Inside Out(55)
It was coming up on our sixth anniversary. Danny Masterson was having a bachelor party the same weekend, and Ashton said he wanted to go down to San Diego for the night to be there for it. He went, and when he returned the next day, he said he’d had a great time. To celebrate our anniversary, he took me to the place we went on our first date: to that piece of land he’d bought that held so many of his fantasies. Our time together was strained, and I just felt in my gut there was something he wasn’t telling me. It was driving me crazy.

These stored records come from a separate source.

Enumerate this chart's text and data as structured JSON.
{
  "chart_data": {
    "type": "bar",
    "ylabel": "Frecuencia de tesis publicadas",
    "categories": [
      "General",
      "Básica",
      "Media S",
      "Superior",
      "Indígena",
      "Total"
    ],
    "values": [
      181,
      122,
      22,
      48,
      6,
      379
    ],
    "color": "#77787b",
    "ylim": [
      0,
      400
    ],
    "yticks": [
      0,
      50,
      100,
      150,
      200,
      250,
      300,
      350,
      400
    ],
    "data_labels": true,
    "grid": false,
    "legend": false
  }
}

The next day I had to fly back to New York to do press for a project I was really proud of. It was a miniseries for Lifetime called Five, composed of five different short films that told stories about breast cancer set in different times and places, directed by five different women. I was one of them. My story was set in the early sixties, at a time when people didn’t even speak the word breast in public, so awareness of breast cancer was a major problem. One of the most rewarding parts of the experience had been directing a little girl, and trying to tell the story with a lot of attention to her point of view. The first day of shooting, Ashton had sent me a beautiful bouquet on set: soft blue flowers with a card that read, “I believe in you.” I couldn’t stop thinking about those flowers on the flight to New York.

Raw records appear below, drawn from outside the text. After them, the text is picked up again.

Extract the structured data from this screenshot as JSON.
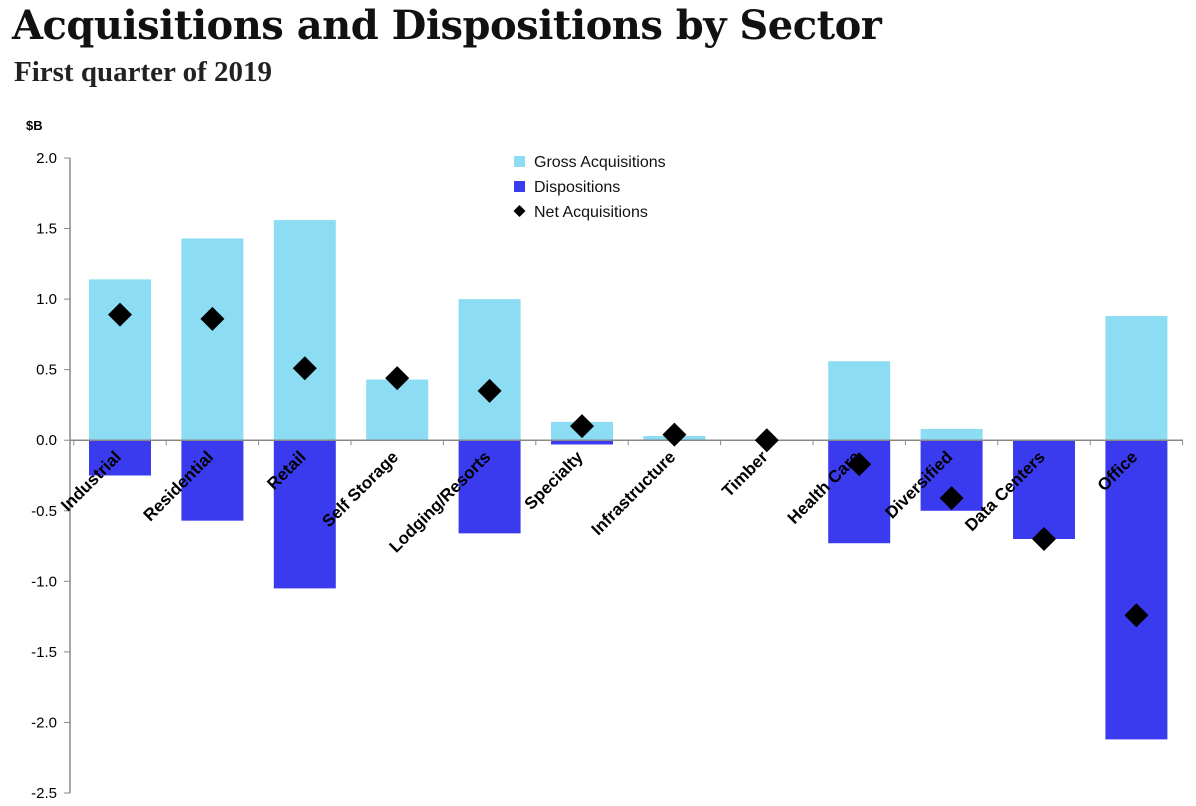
{
  "title": "Acquisitions and Dispositions by Sector",
  "subtitle": "First quarter of 2019",
  "chart_data": {
    "type": "bar",
    "title": "Acquisitions and Dispositions by Sector",
    "subtitle": "First quarter of 2019",
    "ylabel": "$B",
    "xlabel": "",
    "ylim": [
      -2.5,
      2.0
    ],
    "yticks": [
      2.0,
      1.5,
      1.0,
      0.5,
      0.0,
      -0.5,
      -1.0,
      -1.5,
      -2.0,
      -2.5
    ],
    "ytick_labels": [
      "2.0",
      "1.5",
      "1.0",
      "0.5",
      "0.0",
      "-0.5",
      "-1.0",
      "-1.5",
      "-2.0",
      "-2.5"
    ],
    "categories": [
      "Industrial",
      "Residential",
      "Retail",
      "Self Storage",
      "Lodging/Resorts",
      "Specialty",
      "Infrastructure",
      "Timber",
      "Health Care",
      "Diversified",
      "Data Centers",
      "Office"
    ],
    "series": [
      {
        "name": "Gross Acquisitions",
        "kind": "bar",
        "color": "#8CDDF3",
        "values": [
          1.14,
          1.43,
          1.56,
          0.43,
          1.0,
          0.13,
          0.03,
          0.0,
          0.56,
          0.08,
          0.0,
          0.88
        ]
      },
      {
        "name": "Dispositions",
        "kind": "bar",
        "color": "#3A3BEF",
        "values": [
          -0.25,
          -0.57,
          -1.05,
          0.0,
          -0.66,
          -0.03,
          0.0,
          0.0,
          -0.73,
          -0.5,
          -0.7,
          -2.12
        ]
      },
      {
        "name": "Net Acquisitions",
        "kind": "marker",
        "marker": "diamond",
        "color": "#000000",
        "values": [
          0.89,
          0.86,
          0.51,
          0.44,
          0.35,
          0.1,
          0.04,
          0.0,
          -0.17,
          -0.41,
          -0.7,
          -1.24
        ]
      }
    ],
    "legend": {
      "position": "top-center",
      "entries": [
        "Gross Acquisitions",
        "Dispositions",
        "Net Acquisitions"
      ]
    },
    "grid": false
  }
}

I was at the Crosby Hotel, about to get my hair and makeup done for the premiere that evening, when I got a Google alert on my phone. “Ashton Kutcher caught cheating” flashed across my screen. At first I assumed that it was more about the previous year’s incident, that one of the tabloids had just found a new way to repackage it. But once I clicked on the link, I realized it was brand new. It was about the weekend of our anniversary that had just passed, the night he was in San Diego at the bachelor party. There were quotes from a young blonde replaying Ashton’s pickup lines. I felt sick to my stomach: I knew those words. I knew she wasn’t lying. “Aren’t you married?” she said she’d asked him. To which he replied that he was separated. Then he spent the night with her, got up, and drove home to celebrate his anniversary with his wife.
“Are you fucking kidding me?” is what came out of my mouth when he picked up the phone. By which I meant, How dumb can you get? Did you want to get caught? (The truth is, yes, on a subconscious level he probably did.) And what about me? Did you really have to put me in this position, again? You couldn’t at least have found a way to cheat on me quietly—to privately break my heart without dragging me through a public gauntlet of humiliation?

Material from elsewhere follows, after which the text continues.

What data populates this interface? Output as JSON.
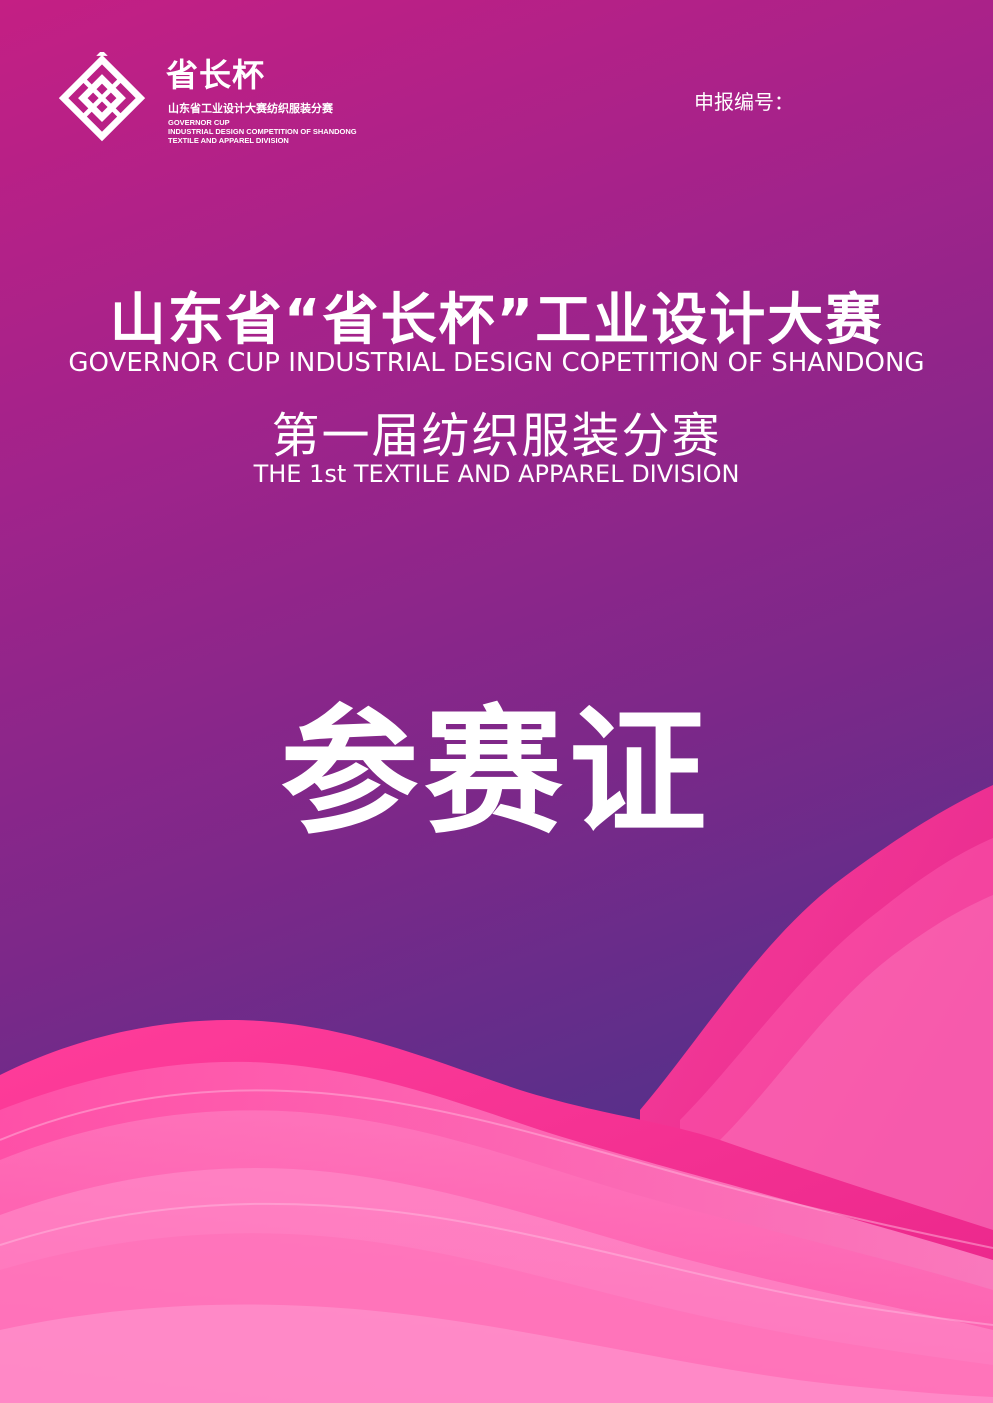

He admitted it right away. Then I had to hang up and go walk the red carpet, praying with every step that this information hadn’t gone wide yet, that nobody would thrust a microphone in my face and ask how I felt about my husband of six years fucking a twenty-one-year-old he’d been hanging out with in a hot tub the weekend of our anniversary. I really thought I might throw up.
A week after my forty-ninth birthday, on 11/11/11, Ashton moved out. The statement I released through my publicist was brief but perfectly distilled my feelings: “It is with great sadness and a heavy heart that I have decided to end my six-year marriage to Ashton. As a woman, a mother and a wife, there are certain values and vows that I hold sacred, and it is in this spirit that I have chosen to move forward with my life.”
Chapter 22
I couldn’t eat. I shrank down to ninety-six pounds: skeletal. I started getting blinding headaches. My body hurt all over, and inside of it, my heart was broken. I felt like giving up.
All I could think was, How did I get here?
I went away with Rumer for Christmas. I was not in a good place, and I behaved badly. One of her friends was with us, and I was just being a little too flirty in that sad way a woman can sometimes act when she’s looking for validation.
I started to misuse migraine medication—nothing crazy, but I was chipping away at something, trying to dig out of my pain.
I found a way.
At that party in my living room in January 2012, I didn’t do anything more than anyone else did—Rumer, some friends of hers, some friends of mine. I inhaled some nitrous. I smoked a little spice, which is like man-made pot. It’s not like I went wild and overdosed. I just had a weird reaction, a seizure, which is apparently not that uncommon when people do nitrous or “whip-its,” the DIY version of the laughing gas you get at the dentist’s office.
But on a deeper level, would I even consider doing drugs with my kid there if I were in my right mind? Of course not. I scared Rumer so badly when she saw me there, semiconscious on the floor; she thought I might die in front of her. She was completely freaked out, and after that night she joined her younger sisters in refusing to speak to me.
That was the worst part, by far. Worse than my friends calling 911 before I could sit up and scream, “No!” Worse than all the tabloid headlines blaring “Demi Moore, rushed to the hospital!” Worse than knowing that Ashton would see that story. Worse than my broken heart. Being a mom was the one thing I felt sure I was truly “successful” at in life, but how successful could I be when not one of my children would speak to me?
How did I get here?
I felt villainized by my family. I was angry that my girls weren’t showing me any compassion and that Bruce refused to intercede. And I was embarrassed that I’d put myself in this position. They all wanted me to go to rehab, which just seemed nuts to me: I’m going to show up at rehab and say, “My name is Demi and I don’t drink and once I did a whip-it”? I knew that the real problem wasn’t drugs or alcohol.